Mais ou menos na mesma
época, o filósofo e filólogo Ambrósio Macróbio (370? - ?) apelou para uma
explicação baseada na conversão para a palavra. Segundo ele, “religio” era
substantivo derivado do verbo “relinquere”, ou seja, deixa para trás. A
interpretação é que aquele que decide seguir uma religião deixa a vida mundana
de lado.
A explicação mais
antiga que se tem conhecimento para a etimologia latina do termo é do filósofo
e político Marco Cícero (106 a.C. - 43 a.C.). Em seu trabalho ‘De Natura
Deorum’, o sábio associou religião a “relegere”, ou seja, reler.

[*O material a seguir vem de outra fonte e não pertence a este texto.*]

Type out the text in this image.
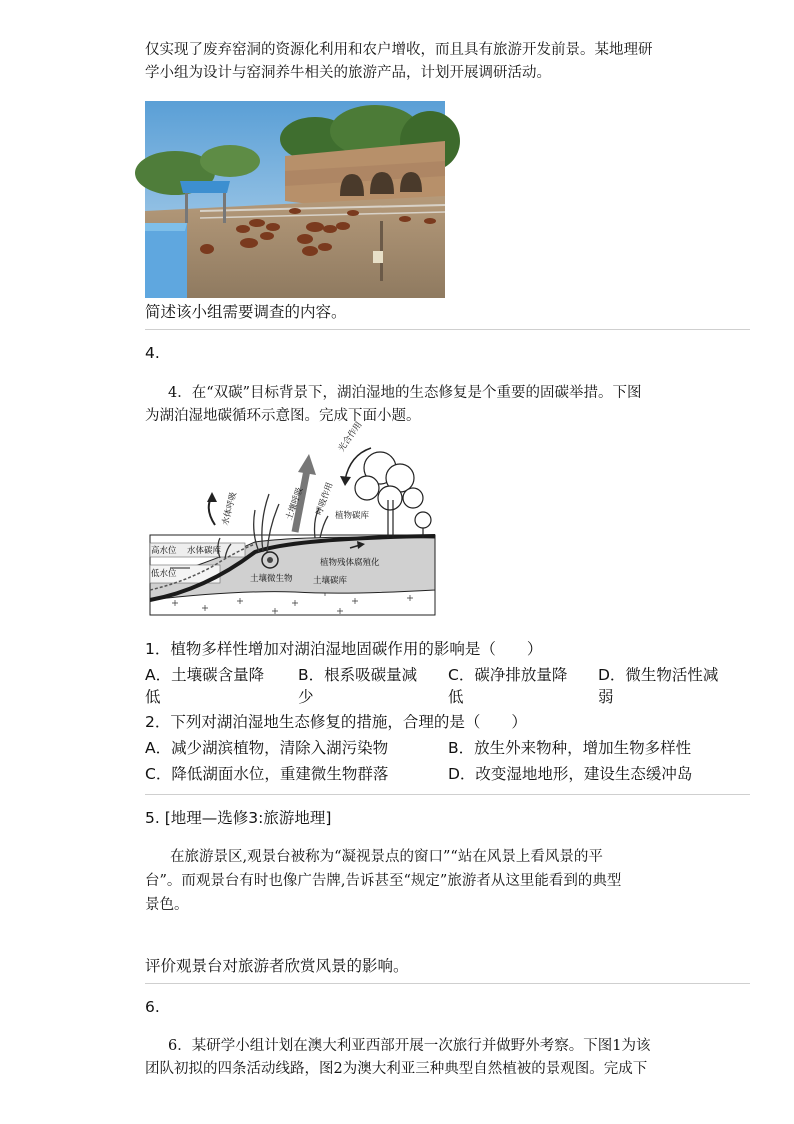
仅实现了废弃窑洞的资源化利用和农户增收，而且具有旅游开发前景。某地理研
学小组为设计与窑洞养牛相关的旅游产品，计划开展调研活动。
简述该小组需要调查的内容。
4.
4．在“双碳”目标背景下，湖泊湿地的生态修复是个重要的固碳举措。下图
为湖泊湿地碳循环示意图。完成下面小题。
光合作用
土壤呼吸 呼吸作用
水体呼吸	植物碳库
高水位 水体碳库
低水位	土壤微生物
植物残体腐殖化
土壤碳库
1．植物多样性增加对湖泊湿地固碳作用的影响是（　　）
A．土壤碳含量降
低
B．根系吸碳量减
少
C．碳净排放量降
低
D．微生物活性减
弱
2．下列对湖泊湿地生态修复的措施，合理的是（　　）
A．减少湖滨植物，清除入湖污染物	B．放生外来物种，增加生物多样性
C．降低湖面水位，重建微生物群落	D．改变湿地地形，建设生态缓冲岛
5. [地理—选修3:旅游地理]
在旅游景区,观景台被称为“凝视景点的窗口”“站在风景上看风景的平
台”。而观景台有时也像广告牌,告诉甚至“规定”旅游者从这里能看到的典型
景色。
评价观景台对旅游者欣赏风景的影响。
6.
6．某研学小组计划在澳大利亚西部开展一次旅行并做野外考察。下图1为该
团队初拟的四条活动线路，图2为澳大利亚三种典型自然植被的景观图。完成下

O entendimento
é que aquele que segue determinada religião dedica-se a reler as escrituras.
Pesquisadores tendem a ver essa analogia como forma de valorizar o aspecto
intelectual da religião, além do caráter repetitivo presente nelas.
Autor do livro ‘Viva a
Língua Brasileira’ e pesquisador contumaz de etimologias, o jornalista e
escritor Sérgio Rodrigues já se deteve sobre o assunto. Em coluna publicada
pela Veja em julho de 2020, ele disse que “a origem da palavra religião é palco
de uma luta surda que chega perto de se perder no tempo".
Rodrigues afirmou que,
pessoalmente, ele se inclina à “visão mais tradicional e respeitável”, no caso
o verbo latino “relegere”. “[…] isto é, ‘reler, revisitar, retomar o que estava
largado’, [que] pode ser visto neste contexto como o ato de reler e interpretar
incessantemente os textos de doutrina religiosa ou, quem sabe, como a retomada
de uma dimensão (espiritual) da qual a vida terrena tende a afastar os homens”,
escreveu ele, recordando que a tese de Cícero foi retomada no século 19 pelo
latinista português Francisco Rodrigues dos Santos Saraiva (1834-1900).
Para o pesquisador, a
popularidade contemporânea da ideia “provavelmente romântica” de explicar a
religião pelo verbo religar pode ser atribuída ao, em suas palavras,
“contestado etimologista brasileiro Silveira Bueno” (1898-1989). “A ideia de
que caberia à religião ‘atar os laços’ que unem a humanidade à esfera divina
tem lá sua força poética, o que talvez explique o sucesso desta versão”, cravou
ele. “Diga-se que em autores clássicos, porém, o verbo ‘religare' é
estritamente prosaico, empregado com o sentido de prender os cabelos ou
enfeixar a lenha.”
Etimologias à parte, a
sociologia define bem o significado do termo. “Religião normalmente é vista
como um conjunto de crenças, práticas e valores relacionados à adoração de um
poder ou poderes sobrenaturais, como um deus ou deuses”, explica Ribeiro Neto.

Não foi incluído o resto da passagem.